Embora não chegue aos pés de “A Vida de Brian”, produção de 1979 do grupo inglês Monty Python, na qual se inspira, “A Primeira Tentação de Cristo”, o especial natalino da trupe Porta dos Fundos, disponível na Netflix, é divertido e traz algumas boas piadas. O tom geral é de deboche. Deus é retratado como um tarado sacana, Maria é meio safadinha, e Jesus vive um tórrido romance homoerótico com Satanás.
Religiosos, como era de esperar, não gostaram e deram início a uma campanha em que pedem algo entre o boicote e a censura ao filme. Deve haver limites para o humor? Vale esculhambar a religião alheia? E piadas racistas, sexistas ou homofóbicas?

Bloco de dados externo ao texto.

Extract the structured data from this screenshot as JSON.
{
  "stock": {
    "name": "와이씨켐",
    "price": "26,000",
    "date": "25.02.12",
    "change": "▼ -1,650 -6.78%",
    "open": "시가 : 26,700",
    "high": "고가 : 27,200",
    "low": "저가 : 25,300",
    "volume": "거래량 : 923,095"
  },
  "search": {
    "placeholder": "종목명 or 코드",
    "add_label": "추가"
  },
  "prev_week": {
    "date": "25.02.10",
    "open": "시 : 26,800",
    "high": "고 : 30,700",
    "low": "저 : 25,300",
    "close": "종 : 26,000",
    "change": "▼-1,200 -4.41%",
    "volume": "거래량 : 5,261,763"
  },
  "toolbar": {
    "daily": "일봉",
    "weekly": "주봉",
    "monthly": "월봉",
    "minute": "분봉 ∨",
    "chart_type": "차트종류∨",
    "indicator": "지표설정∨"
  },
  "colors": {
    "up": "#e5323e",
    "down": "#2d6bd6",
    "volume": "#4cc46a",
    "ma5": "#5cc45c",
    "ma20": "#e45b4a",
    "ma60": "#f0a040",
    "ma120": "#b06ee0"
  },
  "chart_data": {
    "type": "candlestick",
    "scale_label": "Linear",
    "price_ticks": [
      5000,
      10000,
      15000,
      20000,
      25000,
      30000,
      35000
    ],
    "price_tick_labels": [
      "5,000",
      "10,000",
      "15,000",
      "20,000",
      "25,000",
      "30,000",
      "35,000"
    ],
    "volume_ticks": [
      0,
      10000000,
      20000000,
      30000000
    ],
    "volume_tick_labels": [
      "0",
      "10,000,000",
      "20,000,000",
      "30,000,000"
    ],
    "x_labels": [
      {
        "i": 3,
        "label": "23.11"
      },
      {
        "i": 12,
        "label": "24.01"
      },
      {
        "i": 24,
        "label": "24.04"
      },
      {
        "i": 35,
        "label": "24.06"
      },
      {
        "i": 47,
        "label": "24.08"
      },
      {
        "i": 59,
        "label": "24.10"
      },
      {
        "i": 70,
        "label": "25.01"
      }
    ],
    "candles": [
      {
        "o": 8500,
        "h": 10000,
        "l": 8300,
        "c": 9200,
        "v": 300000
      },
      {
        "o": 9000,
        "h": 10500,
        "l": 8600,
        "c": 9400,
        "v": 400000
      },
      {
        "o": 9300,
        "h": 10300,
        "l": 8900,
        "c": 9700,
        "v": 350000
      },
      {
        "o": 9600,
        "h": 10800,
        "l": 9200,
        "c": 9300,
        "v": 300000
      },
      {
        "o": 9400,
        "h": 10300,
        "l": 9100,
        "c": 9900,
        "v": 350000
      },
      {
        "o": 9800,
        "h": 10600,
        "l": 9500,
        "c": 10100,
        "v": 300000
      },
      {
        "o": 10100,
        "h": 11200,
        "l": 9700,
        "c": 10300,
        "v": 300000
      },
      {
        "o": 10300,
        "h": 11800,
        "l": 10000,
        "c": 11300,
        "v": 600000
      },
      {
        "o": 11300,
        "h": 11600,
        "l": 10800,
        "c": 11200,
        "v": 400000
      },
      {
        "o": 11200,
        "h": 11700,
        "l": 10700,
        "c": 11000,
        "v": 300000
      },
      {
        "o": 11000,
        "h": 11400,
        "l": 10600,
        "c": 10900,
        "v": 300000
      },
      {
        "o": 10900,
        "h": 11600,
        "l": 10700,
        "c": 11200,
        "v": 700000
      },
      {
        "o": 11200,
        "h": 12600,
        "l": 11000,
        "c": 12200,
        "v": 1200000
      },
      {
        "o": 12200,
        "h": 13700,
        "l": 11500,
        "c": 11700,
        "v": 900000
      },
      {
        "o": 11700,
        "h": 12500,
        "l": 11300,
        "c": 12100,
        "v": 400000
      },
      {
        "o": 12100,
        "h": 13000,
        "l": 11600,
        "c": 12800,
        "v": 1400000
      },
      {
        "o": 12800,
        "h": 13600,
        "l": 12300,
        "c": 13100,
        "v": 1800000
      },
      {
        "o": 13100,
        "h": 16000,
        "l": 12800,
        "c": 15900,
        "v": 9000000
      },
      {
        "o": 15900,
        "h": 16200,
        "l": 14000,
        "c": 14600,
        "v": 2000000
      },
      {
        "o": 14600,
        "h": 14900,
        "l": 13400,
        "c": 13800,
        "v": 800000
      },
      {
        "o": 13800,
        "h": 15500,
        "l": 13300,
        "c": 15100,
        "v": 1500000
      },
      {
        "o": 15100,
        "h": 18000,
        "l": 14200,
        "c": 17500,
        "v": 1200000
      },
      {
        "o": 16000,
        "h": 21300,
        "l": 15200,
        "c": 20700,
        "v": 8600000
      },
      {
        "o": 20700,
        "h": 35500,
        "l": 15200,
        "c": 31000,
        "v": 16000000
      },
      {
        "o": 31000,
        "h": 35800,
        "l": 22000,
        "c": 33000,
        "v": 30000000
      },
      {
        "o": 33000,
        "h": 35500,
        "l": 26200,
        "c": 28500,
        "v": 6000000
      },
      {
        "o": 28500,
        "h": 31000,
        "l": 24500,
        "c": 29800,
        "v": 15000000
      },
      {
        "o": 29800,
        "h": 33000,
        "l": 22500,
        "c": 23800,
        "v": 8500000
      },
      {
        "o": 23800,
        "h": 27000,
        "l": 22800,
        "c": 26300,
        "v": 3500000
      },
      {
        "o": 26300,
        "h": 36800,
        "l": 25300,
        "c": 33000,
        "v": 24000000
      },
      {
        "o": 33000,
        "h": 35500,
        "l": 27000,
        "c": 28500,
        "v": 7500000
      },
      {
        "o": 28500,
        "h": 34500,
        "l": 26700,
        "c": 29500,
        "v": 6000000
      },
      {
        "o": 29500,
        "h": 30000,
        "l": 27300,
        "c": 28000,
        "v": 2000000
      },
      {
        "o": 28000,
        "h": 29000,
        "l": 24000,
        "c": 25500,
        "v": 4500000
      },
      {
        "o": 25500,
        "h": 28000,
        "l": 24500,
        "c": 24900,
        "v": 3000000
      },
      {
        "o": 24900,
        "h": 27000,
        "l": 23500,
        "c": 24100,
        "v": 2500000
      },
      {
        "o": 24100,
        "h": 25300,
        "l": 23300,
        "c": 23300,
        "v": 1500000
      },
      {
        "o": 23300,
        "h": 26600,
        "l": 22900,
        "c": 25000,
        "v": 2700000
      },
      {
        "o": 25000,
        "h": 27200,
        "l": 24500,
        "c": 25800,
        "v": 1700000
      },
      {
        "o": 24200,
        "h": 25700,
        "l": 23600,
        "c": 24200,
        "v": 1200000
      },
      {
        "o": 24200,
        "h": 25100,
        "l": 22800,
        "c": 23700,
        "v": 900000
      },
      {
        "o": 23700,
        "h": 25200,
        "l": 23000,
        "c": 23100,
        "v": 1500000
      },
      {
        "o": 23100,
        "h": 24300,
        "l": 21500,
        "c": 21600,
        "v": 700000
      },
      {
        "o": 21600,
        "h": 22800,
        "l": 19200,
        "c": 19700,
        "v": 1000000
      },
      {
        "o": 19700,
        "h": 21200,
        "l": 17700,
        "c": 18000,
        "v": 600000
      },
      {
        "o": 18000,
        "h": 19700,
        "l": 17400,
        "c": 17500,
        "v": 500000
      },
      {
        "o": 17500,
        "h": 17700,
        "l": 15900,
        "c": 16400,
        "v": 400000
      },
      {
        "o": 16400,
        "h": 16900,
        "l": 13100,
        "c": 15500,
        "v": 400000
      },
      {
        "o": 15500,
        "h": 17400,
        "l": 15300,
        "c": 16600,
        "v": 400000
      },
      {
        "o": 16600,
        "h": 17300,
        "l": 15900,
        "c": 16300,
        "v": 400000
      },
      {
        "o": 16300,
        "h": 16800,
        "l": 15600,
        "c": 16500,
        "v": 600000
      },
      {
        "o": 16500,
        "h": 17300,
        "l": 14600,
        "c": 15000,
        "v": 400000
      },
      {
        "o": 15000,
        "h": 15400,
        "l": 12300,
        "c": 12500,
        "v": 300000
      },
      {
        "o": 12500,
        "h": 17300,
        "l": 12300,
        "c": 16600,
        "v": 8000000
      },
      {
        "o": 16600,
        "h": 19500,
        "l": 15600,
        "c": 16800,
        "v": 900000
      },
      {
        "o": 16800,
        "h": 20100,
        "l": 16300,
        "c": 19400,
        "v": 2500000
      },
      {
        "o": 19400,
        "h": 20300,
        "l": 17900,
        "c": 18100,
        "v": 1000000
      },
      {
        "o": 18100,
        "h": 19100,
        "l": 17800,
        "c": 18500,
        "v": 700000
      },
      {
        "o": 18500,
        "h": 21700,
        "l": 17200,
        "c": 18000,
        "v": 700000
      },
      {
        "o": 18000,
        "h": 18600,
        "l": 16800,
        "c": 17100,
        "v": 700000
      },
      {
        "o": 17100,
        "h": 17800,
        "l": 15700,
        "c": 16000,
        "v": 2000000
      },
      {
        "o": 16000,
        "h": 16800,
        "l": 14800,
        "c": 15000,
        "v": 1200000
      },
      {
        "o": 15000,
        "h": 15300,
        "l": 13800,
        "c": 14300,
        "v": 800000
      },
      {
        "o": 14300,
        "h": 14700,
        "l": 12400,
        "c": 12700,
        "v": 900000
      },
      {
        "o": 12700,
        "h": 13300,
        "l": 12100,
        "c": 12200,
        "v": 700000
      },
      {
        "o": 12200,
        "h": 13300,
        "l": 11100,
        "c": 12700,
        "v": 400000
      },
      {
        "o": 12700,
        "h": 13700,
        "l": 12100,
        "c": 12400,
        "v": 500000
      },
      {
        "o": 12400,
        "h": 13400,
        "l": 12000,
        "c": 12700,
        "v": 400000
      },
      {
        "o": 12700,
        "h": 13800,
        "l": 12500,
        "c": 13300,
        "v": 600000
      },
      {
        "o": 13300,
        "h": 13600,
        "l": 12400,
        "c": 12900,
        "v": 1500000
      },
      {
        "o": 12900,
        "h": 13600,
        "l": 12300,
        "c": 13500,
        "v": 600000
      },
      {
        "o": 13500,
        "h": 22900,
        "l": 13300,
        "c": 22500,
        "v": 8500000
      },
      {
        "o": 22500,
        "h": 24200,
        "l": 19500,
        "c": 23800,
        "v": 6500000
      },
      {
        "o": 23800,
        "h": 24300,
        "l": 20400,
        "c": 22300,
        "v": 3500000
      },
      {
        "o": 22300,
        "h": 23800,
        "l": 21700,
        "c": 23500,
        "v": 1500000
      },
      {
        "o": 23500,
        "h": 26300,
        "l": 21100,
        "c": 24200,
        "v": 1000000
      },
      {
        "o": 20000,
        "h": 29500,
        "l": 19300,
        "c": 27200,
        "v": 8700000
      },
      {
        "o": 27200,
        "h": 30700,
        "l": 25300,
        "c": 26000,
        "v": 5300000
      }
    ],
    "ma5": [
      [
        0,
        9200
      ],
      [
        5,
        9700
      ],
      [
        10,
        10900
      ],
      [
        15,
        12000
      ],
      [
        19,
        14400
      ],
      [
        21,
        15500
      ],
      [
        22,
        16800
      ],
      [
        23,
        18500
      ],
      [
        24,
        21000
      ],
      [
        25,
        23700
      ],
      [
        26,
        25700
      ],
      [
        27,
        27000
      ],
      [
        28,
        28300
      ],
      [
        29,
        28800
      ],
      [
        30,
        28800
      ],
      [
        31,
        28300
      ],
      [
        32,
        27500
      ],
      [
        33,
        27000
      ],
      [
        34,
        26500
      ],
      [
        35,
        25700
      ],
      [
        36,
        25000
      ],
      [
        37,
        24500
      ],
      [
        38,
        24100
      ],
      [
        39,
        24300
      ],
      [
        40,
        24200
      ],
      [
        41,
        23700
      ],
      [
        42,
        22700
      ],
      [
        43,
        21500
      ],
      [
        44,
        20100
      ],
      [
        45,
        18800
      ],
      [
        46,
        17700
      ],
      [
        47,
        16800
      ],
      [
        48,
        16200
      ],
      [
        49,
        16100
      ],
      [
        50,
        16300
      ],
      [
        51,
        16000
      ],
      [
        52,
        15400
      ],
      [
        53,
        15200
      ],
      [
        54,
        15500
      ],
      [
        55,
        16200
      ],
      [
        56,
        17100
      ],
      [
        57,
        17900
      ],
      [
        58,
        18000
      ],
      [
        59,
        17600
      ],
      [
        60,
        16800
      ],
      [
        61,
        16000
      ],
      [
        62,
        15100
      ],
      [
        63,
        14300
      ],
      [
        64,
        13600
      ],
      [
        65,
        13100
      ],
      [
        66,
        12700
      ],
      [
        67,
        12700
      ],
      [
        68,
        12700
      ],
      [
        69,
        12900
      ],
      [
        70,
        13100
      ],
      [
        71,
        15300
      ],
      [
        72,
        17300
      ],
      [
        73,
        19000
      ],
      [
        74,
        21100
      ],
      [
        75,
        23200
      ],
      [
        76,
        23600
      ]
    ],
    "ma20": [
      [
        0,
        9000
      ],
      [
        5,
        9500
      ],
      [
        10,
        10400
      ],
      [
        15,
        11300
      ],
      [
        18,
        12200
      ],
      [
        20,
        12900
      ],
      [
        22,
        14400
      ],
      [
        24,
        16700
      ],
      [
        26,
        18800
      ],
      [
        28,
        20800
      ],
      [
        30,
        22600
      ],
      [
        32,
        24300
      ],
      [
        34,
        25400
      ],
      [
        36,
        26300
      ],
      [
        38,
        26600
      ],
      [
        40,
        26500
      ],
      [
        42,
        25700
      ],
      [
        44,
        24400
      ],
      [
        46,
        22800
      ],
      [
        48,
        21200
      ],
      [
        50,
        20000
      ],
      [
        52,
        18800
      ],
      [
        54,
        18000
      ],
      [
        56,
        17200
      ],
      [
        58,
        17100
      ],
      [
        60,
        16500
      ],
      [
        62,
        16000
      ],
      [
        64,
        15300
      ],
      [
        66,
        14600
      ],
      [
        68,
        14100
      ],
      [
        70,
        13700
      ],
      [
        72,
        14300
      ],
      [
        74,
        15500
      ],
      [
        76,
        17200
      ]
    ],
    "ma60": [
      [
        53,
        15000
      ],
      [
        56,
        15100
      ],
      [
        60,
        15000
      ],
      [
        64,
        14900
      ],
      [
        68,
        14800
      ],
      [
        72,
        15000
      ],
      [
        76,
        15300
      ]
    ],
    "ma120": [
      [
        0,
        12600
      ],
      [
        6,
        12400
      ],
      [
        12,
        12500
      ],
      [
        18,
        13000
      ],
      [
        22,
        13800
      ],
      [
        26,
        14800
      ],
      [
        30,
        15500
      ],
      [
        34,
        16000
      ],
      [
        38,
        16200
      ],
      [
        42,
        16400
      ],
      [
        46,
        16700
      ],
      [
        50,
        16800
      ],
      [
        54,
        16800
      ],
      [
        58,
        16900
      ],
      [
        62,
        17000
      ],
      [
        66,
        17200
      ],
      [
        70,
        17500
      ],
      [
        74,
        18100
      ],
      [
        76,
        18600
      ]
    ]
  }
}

Eu sempre defendi uma liberdade de expressão forte —ninguém precisa de licença para dizer o que todos querem ouvir— e penso que ela deve ser ainda maior quando se trata do humor. Ao instituir uma lógica em que a brincadeira e o sério convivem, em que as coisas podem ser sem ser para valer, o humor funda uma ontologia própria, que tem profundas repercussões sociais.
Ele pode atuar como uma força a serviço do conformismo. Como observou Henri Bergson, o medo de tornar-se objeto do riso de outros faz com que o indivíduo reprima ele próprio suas excentricidades. A sociedade ganha em coesão, mas perde em diversidade.
Só que o humor também pode ser profundamente revolucionário. O jogo do “é, mas não é de verdade” permite que as pessoas sondem umas às outras e, sem se comprometer em demasia, desafiem o statu quo. As piadas sobre as agruras do socialismo no Leste Europeu, por exemplo, criavam situações em que os cidadãos conseguiam exprimir seu descontentamento com o regime sem correr grandes riscos. Tiveram papel importante na derrocada das ditaduras comunistas.
Esse caráter subversivo, que põe continuamente à prova os consensos sociais, é valioso o bastante para justificar que não existam barreiras para o humor.